Part of Emma wanted to turn away, flee the store, and resign herself to being a recluse for the rest of her life. Part of her wanted to melt into the floor. But a much, much stronger part of her demanded Margaret's acknowledgment of what had happened. Not her night with Edmund, not the exile she faced in the city.
The total desertion of everyone else made perfect sense. But not Margaret. Not the one person she always believed she could count on.
And so, like a steel grip, she held her gaze.
"You know I had to, Emma. Considering what happened."
Emma sneered, not bothering to stop it.
"I hadn't a clue that falling victim to passion was contagious."
"Falling victim? You?" Anger crept into Margaret's voice, prodded by Emma's roll of the eyes. "Was that what you called it when you were too drunk at Lady Charlotte's opening ball? When you vomited all over Kenneth Etcher?
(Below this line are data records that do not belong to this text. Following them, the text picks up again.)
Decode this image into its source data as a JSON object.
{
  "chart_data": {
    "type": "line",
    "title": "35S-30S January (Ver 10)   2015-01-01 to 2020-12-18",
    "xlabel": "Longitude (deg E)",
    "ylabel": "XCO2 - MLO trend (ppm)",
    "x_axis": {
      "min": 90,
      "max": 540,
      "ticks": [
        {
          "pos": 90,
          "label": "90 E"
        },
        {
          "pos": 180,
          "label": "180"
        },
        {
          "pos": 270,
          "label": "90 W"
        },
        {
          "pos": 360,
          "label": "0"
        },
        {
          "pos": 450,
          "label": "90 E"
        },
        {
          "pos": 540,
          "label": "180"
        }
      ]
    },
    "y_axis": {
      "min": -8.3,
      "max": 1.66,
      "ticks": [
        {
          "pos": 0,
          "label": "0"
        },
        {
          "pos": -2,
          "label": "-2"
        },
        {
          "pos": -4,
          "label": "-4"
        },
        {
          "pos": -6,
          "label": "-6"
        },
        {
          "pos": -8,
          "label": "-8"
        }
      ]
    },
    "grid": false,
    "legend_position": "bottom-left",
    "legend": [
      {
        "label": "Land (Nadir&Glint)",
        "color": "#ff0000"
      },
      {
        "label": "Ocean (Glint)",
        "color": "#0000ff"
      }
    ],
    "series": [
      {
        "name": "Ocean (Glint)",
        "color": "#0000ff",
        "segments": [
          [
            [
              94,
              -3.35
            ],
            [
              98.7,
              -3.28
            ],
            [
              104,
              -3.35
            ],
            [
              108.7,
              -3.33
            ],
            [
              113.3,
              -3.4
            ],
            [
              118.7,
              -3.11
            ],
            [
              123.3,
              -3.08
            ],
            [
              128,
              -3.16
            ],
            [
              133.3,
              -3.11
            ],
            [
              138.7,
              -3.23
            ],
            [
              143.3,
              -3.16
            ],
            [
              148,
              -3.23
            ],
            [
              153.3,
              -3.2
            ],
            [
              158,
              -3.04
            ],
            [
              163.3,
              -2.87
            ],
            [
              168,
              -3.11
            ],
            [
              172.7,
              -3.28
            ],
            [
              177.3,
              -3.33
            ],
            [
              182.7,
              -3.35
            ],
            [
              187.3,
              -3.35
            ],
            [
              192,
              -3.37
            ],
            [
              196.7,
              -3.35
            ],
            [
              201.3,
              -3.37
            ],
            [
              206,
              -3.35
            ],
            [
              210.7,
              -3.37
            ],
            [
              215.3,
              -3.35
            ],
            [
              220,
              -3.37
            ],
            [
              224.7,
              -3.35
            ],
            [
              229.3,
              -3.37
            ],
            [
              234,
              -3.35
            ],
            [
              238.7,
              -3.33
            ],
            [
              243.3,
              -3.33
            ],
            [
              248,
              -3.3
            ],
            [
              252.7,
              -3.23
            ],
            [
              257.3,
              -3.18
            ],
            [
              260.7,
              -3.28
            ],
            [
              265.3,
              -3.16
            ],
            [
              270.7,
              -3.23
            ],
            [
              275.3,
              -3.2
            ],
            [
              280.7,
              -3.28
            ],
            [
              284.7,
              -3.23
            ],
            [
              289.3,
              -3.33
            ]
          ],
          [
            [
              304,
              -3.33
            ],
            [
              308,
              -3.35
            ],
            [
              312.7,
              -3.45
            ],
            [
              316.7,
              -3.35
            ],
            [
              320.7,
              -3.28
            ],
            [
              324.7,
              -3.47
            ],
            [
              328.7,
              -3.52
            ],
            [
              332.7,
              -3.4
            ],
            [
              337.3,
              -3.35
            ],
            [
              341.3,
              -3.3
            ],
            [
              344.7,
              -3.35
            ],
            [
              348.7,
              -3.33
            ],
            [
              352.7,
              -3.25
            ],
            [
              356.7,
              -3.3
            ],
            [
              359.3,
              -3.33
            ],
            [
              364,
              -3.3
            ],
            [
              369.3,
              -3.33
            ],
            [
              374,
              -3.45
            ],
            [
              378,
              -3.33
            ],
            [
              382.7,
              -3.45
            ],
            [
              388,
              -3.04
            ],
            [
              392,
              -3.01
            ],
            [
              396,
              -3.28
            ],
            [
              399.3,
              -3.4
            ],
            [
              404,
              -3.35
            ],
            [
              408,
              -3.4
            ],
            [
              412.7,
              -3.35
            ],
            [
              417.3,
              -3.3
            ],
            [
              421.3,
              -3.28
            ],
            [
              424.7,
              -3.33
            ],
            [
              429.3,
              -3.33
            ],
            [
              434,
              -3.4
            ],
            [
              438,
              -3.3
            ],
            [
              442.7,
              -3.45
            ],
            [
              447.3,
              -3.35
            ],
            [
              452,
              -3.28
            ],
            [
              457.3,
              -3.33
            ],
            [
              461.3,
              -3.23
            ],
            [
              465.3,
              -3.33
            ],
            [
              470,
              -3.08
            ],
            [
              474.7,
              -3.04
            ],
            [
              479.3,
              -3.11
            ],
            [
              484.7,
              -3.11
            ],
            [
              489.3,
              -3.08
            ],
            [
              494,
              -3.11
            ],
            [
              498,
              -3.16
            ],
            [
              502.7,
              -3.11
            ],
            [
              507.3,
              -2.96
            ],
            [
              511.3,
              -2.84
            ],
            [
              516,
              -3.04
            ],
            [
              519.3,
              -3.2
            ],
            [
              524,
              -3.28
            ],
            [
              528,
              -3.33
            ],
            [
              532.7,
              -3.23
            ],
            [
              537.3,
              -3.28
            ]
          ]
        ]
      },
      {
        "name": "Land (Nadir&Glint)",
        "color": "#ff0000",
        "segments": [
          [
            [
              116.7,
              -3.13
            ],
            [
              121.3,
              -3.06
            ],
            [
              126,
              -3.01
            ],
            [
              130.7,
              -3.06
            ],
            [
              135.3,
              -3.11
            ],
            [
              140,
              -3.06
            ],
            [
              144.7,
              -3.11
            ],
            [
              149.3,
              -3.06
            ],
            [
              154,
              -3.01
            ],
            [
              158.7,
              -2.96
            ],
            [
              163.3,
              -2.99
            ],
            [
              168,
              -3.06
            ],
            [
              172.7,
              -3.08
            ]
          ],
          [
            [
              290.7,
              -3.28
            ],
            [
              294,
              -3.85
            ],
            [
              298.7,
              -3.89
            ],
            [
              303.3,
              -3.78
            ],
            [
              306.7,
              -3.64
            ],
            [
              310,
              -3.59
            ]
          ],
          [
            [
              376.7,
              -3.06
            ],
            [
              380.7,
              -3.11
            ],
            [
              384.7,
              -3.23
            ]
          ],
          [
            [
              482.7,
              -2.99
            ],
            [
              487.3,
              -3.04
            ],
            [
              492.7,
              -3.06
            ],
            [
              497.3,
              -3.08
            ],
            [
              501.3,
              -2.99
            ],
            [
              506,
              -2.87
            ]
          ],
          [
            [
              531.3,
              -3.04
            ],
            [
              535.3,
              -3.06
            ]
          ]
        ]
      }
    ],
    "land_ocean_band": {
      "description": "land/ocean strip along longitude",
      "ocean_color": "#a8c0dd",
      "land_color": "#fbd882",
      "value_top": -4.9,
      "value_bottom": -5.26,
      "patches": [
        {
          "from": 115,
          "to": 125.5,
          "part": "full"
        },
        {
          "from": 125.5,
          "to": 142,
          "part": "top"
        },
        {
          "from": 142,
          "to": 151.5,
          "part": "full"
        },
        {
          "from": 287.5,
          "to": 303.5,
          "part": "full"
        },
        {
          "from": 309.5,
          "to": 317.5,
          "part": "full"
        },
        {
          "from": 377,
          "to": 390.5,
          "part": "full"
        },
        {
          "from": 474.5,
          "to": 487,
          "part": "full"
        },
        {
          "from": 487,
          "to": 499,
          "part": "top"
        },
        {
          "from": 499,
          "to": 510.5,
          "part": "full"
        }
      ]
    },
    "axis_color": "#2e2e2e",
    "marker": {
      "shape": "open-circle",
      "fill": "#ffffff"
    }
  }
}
Or was it when I spread the rumor it was his breath that forced it from you?
"Oh wait, I know. Was it when you wept over Father Thomas John? How your love of him would never be returned? Only to, not a month later, do the same with none other than William Tate himself. How dare you mark yourself a victim when I was the one who cleaned up that mess. And every mess before."
"Just because your transgressions weren't as public doesn't mean you can hold mine against me. Or do you forget I know the real reason your maid was shipped back to Ireland?"
An angry blush claimed Margaret's face. "It is not my fault the well of public forgiveness of you ran dry. Especially when you were dumping it out by the bucketful."